Elle a écarté le rideau de plastique semi-souple et est entrée. Là, un moment d’arrêt, le temps de balayer la terrasse du regard et de choisir la place à laquelle elle allait s’installer. Elle a alors marché à grandes enjambées un peu gauches, un sourire secret sur le visage. Elle s’est assise, a regardé longuement le ciel, a soupiré d’aise et sorti de son sac de cuir fauve un paquet de cigarettes Pall Mall et un briquet. Au serveur qui s’approchait elle a commandé un café…
— Qu’est ce que tu regardes comme ça ?
— Cette femme, là-bas, je suis sûre que je la connais…
— D’habitude, tu es physionomiste !
— Mais là, je ne sais pas. Pourtant son visage me dit quelque chose….
Veste de tweed dans les brun rouille, pantalon marron, chaussures impeccablement cirées et même cette écharpe de mousseline imprimée de tons ocres qu’elle joue à tripoter en tendant son visage vers le soleil renaissant de ce début de printemps.
Le serveur lui apporte son café. Elle échange quelques mots avec lui, sûrement le remercie ou parle du temps qu’il fait. Elle déballe le sucre qu’elle pose délicatement dans la cuiller avant de le tourner posément dans la tasse, allume une cigarette, aspire longuement la première bouffée… Et soudain ça y est.
Elle semblait habiter un banc du boulevard à hauteur de Corvisart. Ses affaires étaient entassées dans un caddie de supermarché à côté et elle y était souvent ratatinée sous une couverture de survie. La quarantaine, peut-être plus, peut-être moins. Manteau d’homme informe l’hiver, coupe-vent bleu roi au logo d’une marque de sport l’été, des vieilles baskets ouvertes aux pieds toute l’année. Un teint caramel pâle, probablement dû à des origines métissées, mais marqué de taches bleutées. Surtout, ce qui frappait, c’était son visage : lèvres fendues, gercées, et yeux gonflés, rougis, comme tuméfiés. Et par là-dessus la paille de fer de ses cheveux gris, crêpelés, en crinière indomptée. De grandes mains crasseuses, abîmées, mais fortes, qui s’agrippaient à ma manche : « Fumer ». Et je lui donnais deux ou trois cigarettes. « Manger ». Et je lui donnais 1 ou 2 euros. Jamais les deux à la fois, comme si la compassion elle-même devait toujours se fixer des limites implicites. Mais la règle était devenue tacite entre nous. Elle l’acceptait. « Fumer » ou « Manger », c’était devenu notre règle du jeu, matin et soir, lors de nos rencontres bi-quotidiennes du boulevard.
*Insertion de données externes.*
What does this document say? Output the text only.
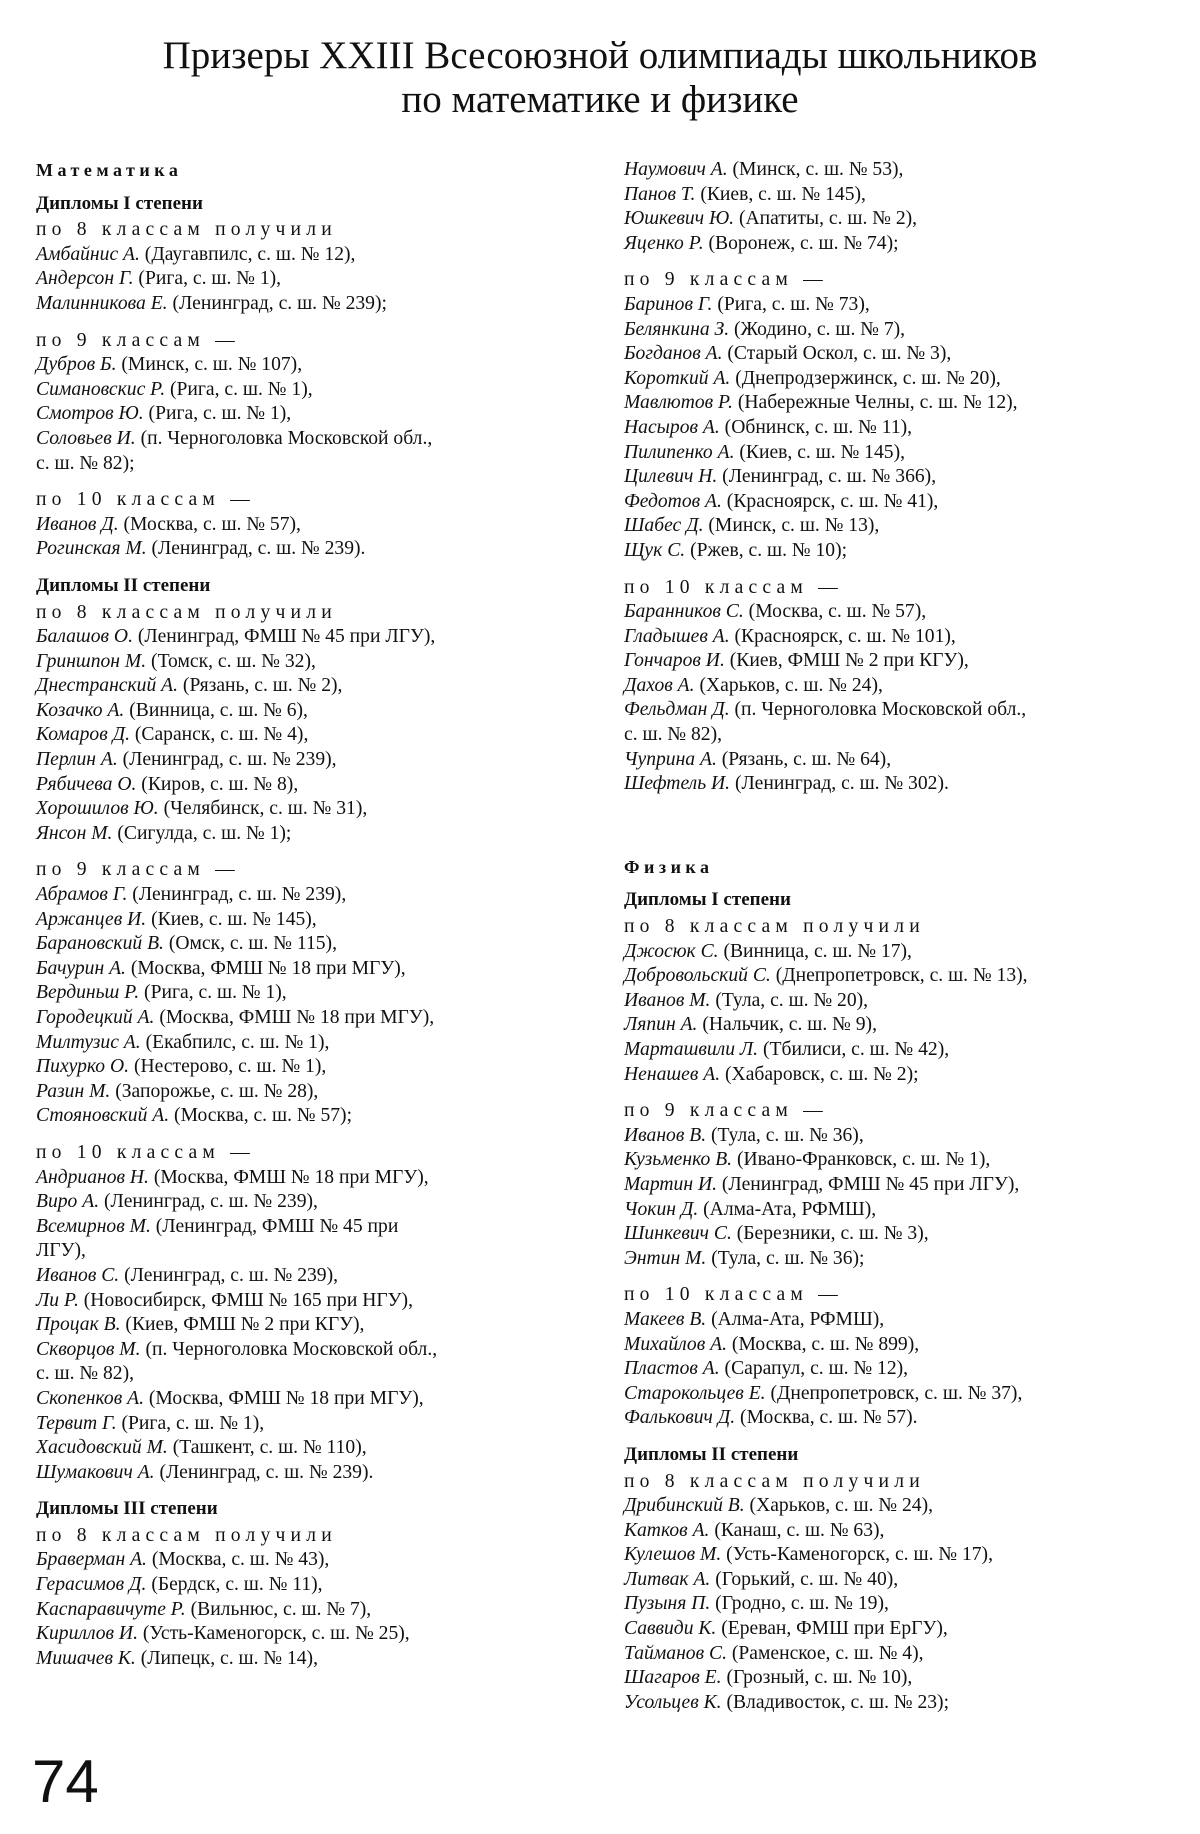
Призеры XXIII Всесоюзной олимпиады школьников
по математике и физике
Математика
Дипломы I степени
по 8 классам получили
Амбайнис А. (Даугавпилс, с. ш. № 12),
Андерсон Г. (Рига, с. ш. № 1),
Малинникова Е. (Ленинград, с. ш. № 239);
по 9 классам —
Дубров Б. (Минск, с. ш. № 107),
Симановскис Р. (Рига, с. ш. № 1),
Смотров Ю. (Рига, с. ш. № 1),
Соловьев И. (п. Черноголовка Московской обл.,
с. ш. № 82);
по 10 классам —
Иванов Д. (Москва, с. ш. № 57),
Рогинская М. (Ленинград, с. ш. № 239).
Дипломы II степени
по 8 классам получили
Балашов О. (Ленинград, ФМШ № 45 при ЛГУ),
Гриншпон М. (Томск, с. ш. № 32),
Днестранский А. (Рязань, с. ш. № 2),
Козачко А. (Винница, с. ш. № 6),
Комаров Д. (Саранск, с. ш. № 4),
Перлин А. (Ленинград, с. ш. № 239),
Рябичева О. (Киров, с. ш. № 8),
Хорошилов Ю. (Челябинск, с. ш. № 31),
Янсон М. (Сигулда, с. ш. № 1);
по 9 классам —
Абрамов Г. (Ленинград, с. ш. № 239),
Аржанцев И. (Киев, с. ш. № 145),
Барановский В. (Омск, с. ш. № 115),
Бачурин А. (Москва, ФМШ № 18 при МГУ),
Вердиньш Р. (Рига, с. ш. № 1),
Городецкий А. (Москва, ФМШ № 18 при МГУ),
Милтузис А. (Екабпилс, с. ш. № 1),
Пихурко О. (Нестерово, с. ш. № 1),
Разин М. (Запорожье, с. ш. № 28),
Стояновский А. (Москва, с. ш. № 57);
по 10 классам —
Андрианов Н. (Москва, ФМШ № 18 при МГУ),
Виро А. (Ленинград, с. ш. № 239),
Всемирнов М. (Ленинград, ФМШ № 45 при
ЛГУ),
Иванов С. (Ленинград, с. ш. № 239),
Ли Р. (Новосибирск, ФМШ № 165 при НГУ),
Процак В. (Киев, ФМШ № 2 при КГУ),
Скворцов М. (п. Черноголовка Московской обл.,
с. ш. № 82),
Скопенков А. (Москва, ФМШ № 18 при МГУ),
Тервит Г. (Рига, с. ш. № 1),
Хасидовский М. (Ташкент, с. ш. № 110),
Шумакович А. (Ленинград, с. ш. № 239).
Дипломы III степени
по 8 классам получили
Браверман А. (Москва, с. ш. № 43),
Герасимов Д. (Бердск, с. ш. № 11),
Каспаравичуте Р. (Вильнюс, с. ш. № 7),
Кириллов И. (Усть-Каменогорск, с. ш. № 25),
Мишачев К. (Липецк, с. ш. № 14),
Наумович А. (Минск, с. ш. № 53),
Панов Т. (Киев, с. ш. № 145),
Юшкевич Ю. (Апатиты, с. ш. № 2),
Яценко Р. (Воронеж, с. ш. № 74);
по 9 классам —
Баринов Г. (Рига, с. ш. № 73),
Белянкина З. (Жодино, с. ш. № 7),
Богданов А. (Старый Оскол, с. ш. № 3),
Короткий А. (Днепродзержинск, с. ш. № 20),
Мавлютов Р. (Набережные Челны, с. ш. № 12),
Насыров А. (Обнинск, с. ш. № 11),
Пилипенко А. (Киев, с. ш. № 145),
Цилевич Н. (Ленинград, с. ш. № 366),
Федотов А. (Красноярск, с. ш. № 41),
Шабес Д. (Минск, с. ш. № 13),
Щук С. (Ржев, с. ш. № 10);
по 10 классам —
Баранников С. (Москва, с. ш. № 57),
Гладышев А. (Красноярск, с. ш. № 101),
Гончаров И. (Киев, ФМШ № 2 при КГУ),
Дахов А. (Харьков, с. ш. № 24),
Фельдман Д. (п. Черноголовка Московской обл.,
с. ш. № 82),
Чуприна А. (Рязань, с. ш. № 64),
Шефтель И. (Ленинград, с. ш. № 302).
Физика
Дипломы I степени
по 8 классам получили
Джосюк С. (Винница, с. ш. № 17),
Добровольский С. (Днепропетровск, с. ш. № 13),
Иванов М. (Тула, с. ш. № 20),
Ляпин А. (Нальчик, с. ш. № 9),
Марташвили Л. (Тбилиси, с. ш. № 42),
Ненашев А. (Хабаровск, с. ш. № 2);
по 9 классам —
Иванов В. (Тула, с. ш. № 36),
Кузьменко В. (Ивано-Франковск, с. ш. № 1),
Мартин И. (Ленинград, ФМШ № 45 при ЛГУ),
Чокин Д. (Алма-Ата, РФМШ),
Шинкевич С. (Березники, с. ш. № 3),
Энтин М. (Тула, с. ш. № 36);
по 10 классам —
Макеев В. (Алма-Ата, РФМШ),
Михайлов А. (Москва, с. ш. № 899),
Пластов А. (Сарапул, с. ш. № 12),
Старокольцев Е. (Днепропетровск, с. ш. № 37),
Фалькович Д. (Москва, с. ш. № 57).
Дипломы II степени
по 8 классам получили
Дрибинский В. (Харьков, с. ш. № 24),
Катков А. (Канаш, с. ш. № 63),
Кулешов М. (Усть-Каменогорск, с. ш. № 17),
Литвак А. (Горький, с. ш. № 40),
Пузыня П. (Гродно, с. ш. № 19),
Саввиди К. (Ереван, ФМШ при ЕрГУ),
Тайманов С. (Раменское, с. ш. № 4),
Шагаров Е. (Грозный, с. ш. № 10),
Усольцев К. (Владивосток, с. ш. № 23);
74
Du plus loin qu’elle me voyait arriver, elle se levait de son banc et piquait droit sur moi de sa démarche bizarre d’oiseau blessé. Impossible de lui échapper. Avec une régularité de métronome, elle fondait sur sa proie, qu’il vente, qu’il pleuve ou qu’il fasse froid. Combien étions-nous ainsi dont elle connaissait les horaires et guettait les heures de passage ? Elle remerciait toujours d’un bref hochement de tête, sans un mot et repartait directement vers son banc. Puis reprenait sa vigie tandis que je m’engouffrais dans le métro. Cela a dû durer deux ans et quelques, jusqu’à ce que je perde ce boulot. Et quand je n’ai plus eu ce trajet à effectuer, ce rite a été, je le reconnais, un des premiers que j’ai oubliés. Et son existence même m’est sortie de la tête, quasi du jour au lendemain.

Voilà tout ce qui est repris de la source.